Your project may have thousands of existing files of diverse types. As you are planning to move your research into the workspace, understanding how the upload process works can help you plan how to do this most effectively. Consider one of the following approaches:
- The most simple way to upload files is using the workspace web interface. However, if you want to upload data programmatically, you can do so using an API.
- We recommend that you upload no more than 500 files at a time (just as you probably wouldn’t between your desktop and any other shared file server).
- If you have a Virtual Machine add-on to your workspace, using .zip files to batch upload manageable chunks of data is one way to manage this. You will be able to unpack these later in the workspace, and the upload process will be easier.
Upload limits
- Uploads to Files up to 10 GB and to Blobs up to 100 GB have been tested. Larger uploads might also be possible through the API but any network interruption might result in upload failure.
- Generally, files that are larger than 250GB and less than 1TB should be uploaded using the API method with AZ Copy. See a demo video here.
- If AZ Copy fails or for file uploads greater than 1TB, get in touch with support@alzheimersdata.org who will be able to help plan the data migration.
Guidance
See the table below for a summary of different types of source data, guidance on where to store it, and how you can access the data once it has been uploaded into the workspace.
Source data to be uploaded | File extensions | Typical size per file | Purpose | Workspace folder | Data mapping applied? | Accessed from Web interface | Accessed from Virtual machine |
---|---|---|---|---|---|---|---|
Tabular data | .csv | 1000s of rows and columns | Database analysis | Files | Workspace database | Yes | Yes |
Analysis scripts | .r, .sql | 100 – 500kB | Reproducible statistics | Files | Workspace file system | Yes | Yes |
Text, pdf documents and small images | .txt, .doc, .pdf, .png, .jpg | 2MB | Project communication and reports | Files | Workspace file system | Yes | Yes |
Large image files, image series, genomic data, executable files for tool installation, other non-structured data | .png, .jpg, .vcf, .exe | 10GB – 250GB | Raw data for analysis and information extraction | Blobs | Workspace file system | Yes | Yes (needs to be enabled by Service Desk) |
Note:
- The Files folder is intended for storing most of your day-to-day items, such as data analysis scripts, office files, or other documents and data.
- The Blobs folder is meant for holding large items that you access less frequently and is ideal for raw data analysis and information extraction tasks.
Uploading files using the web interface
When in the workspace, navigate to the Upload dropdown menu and select Upload files or data. You can either drag and drop your files into the Upload File panel or browse and select the file to upload. You can change the upload destination by using the Destination link at the bottom left of the screen.
Alternatively, you can upload your files to your workspace Inbox where they can then be filed later. Before uploading, check the box to confirm that you are authorised to upload the data then click the ‘Upload’ button and your files will be uploaded into the selected folder.
The progress bar of the upload is shown at the bottom. On upload, all files go through an Inbound Airlock, where they are scanned for malware. Once the files have been uploaded, you can press 'x' to close the upload tab. Now you should be able to find your uploads either in the Files or the Inbox, depending on or the destination you have previously selected.

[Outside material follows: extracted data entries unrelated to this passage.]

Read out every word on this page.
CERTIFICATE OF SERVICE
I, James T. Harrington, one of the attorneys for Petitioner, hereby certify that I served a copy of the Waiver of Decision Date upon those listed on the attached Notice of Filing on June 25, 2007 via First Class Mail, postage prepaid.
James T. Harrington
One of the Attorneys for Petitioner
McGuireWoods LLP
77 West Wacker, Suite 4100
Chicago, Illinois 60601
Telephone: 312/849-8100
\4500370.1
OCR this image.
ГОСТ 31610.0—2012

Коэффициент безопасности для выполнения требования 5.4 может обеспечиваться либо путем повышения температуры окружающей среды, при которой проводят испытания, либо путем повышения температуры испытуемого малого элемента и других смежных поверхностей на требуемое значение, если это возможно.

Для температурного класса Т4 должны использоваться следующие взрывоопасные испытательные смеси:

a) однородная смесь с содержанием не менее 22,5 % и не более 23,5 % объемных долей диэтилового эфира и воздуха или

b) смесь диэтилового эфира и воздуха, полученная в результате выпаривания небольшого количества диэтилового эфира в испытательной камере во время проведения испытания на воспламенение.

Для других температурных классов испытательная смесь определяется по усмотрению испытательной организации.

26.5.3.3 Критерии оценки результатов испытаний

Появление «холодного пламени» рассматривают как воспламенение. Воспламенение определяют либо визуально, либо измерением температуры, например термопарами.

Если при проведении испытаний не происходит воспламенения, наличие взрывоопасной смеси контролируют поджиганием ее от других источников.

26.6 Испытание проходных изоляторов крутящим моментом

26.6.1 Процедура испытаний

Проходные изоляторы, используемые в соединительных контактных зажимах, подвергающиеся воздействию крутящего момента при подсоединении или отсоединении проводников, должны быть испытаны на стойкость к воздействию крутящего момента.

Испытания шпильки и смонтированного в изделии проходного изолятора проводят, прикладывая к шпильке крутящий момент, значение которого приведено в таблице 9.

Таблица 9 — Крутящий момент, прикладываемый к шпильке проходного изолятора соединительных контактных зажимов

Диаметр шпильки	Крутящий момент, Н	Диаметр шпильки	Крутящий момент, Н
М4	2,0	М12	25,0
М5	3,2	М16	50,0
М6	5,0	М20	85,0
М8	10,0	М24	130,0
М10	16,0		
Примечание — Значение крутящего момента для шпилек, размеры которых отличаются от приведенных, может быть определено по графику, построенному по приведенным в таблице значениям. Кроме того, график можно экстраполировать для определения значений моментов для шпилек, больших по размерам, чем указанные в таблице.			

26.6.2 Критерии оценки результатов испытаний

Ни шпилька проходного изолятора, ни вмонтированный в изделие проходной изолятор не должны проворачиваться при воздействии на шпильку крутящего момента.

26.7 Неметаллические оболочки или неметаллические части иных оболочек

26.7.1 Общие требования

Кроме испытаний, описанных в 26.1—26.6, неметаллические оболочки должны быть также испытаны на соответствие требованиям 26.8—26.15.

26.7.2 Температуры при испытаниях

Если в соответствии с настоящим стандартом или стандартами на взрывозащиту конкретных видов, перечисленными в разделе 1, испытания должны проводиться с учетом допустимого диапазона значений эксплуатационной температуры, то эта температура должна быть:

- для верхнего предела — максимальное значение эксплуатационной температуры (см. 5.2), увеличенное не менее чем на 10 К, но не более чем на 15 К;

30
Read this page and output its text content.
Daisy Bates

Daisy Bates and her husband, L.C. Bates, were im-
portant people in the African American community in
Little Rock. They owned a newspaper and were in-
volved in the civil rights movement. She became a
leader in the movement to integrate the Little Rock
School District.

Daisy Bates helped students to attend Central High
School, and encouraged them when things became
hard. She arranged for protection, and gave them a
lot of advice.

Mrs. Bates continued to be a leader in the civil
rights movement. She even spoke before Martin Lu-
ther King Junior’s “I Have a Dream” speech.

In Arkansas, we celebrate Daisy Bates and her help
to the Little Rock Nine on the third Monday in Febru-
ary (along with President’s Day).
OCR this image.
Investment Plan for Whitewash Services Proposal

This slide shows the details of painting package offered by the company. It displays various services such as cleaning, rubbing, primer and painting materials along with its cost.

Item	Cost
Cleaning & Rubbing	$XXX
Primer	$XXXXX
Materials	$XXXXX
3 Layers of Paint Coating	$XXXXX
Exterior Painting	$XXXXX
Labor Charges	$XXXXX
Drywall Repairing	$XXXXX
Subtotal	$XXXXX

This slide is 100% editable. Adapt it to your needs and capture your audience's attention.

Uploading files via an API
As well as uploading files via the user interface, it is also possible to do so using an API.
There are a few reasons you may wish to do this. Firstly, you may need to upload files larger than 250GB and less than 1TB. Secondly, API tokens allow people who are not workspace members to upload to the workspace. Thirdly, the use of the API allows users to upload data programmatically. For example, perhaps you have a regular stream of data coming into your study and you want it to be automatically pushed on to your workspace.
Generate an upload token
First, go to the Upload dropdown menu and select Manage upload tokens. This will take you to a new tab showing existing tokens and a form to generate new ones.
Provide a reason for the token generation and select the validity period for your new token – the default is set to the maximum (30 days).
If you tick the 'Upload data to database' checkbox, uploaded CSV files and associated metadata will be used to create a database table. If you do not check it, the files will be uploaded to your workspace Inbox.
Your new token will be listed as the first entry in the table. Use the Copy button to copy your token to your clipboard.
Be aware that once you close the tab you will not be able to copy the token anymore. Save the copied token if you wish to use it again.
Download AzCopy
To use the API, you will need to download AzCopy to your computer. You can add the AzCopy directory to your path, which allows you to use AzCopy from any directory on your system.
If you choose not to add the AzCopy directory to your path, you'll have to first navigate to the location of your AzCopy executable before using it in the command line.
Upload your files
To run AzCopy on your own machine, if you did not add it to your path, first navigate to the location where you have installed AzCopy and run the following command:
azcopy copy "/path/to/your/file" "token"
If you want to recursively copy data from a local directory, add the --recursive=true
flag at the end.
Depending on whether you checked the 'Upload data to database' box, the files uploaded through an API will be found either in the Database tab or in the Inbox.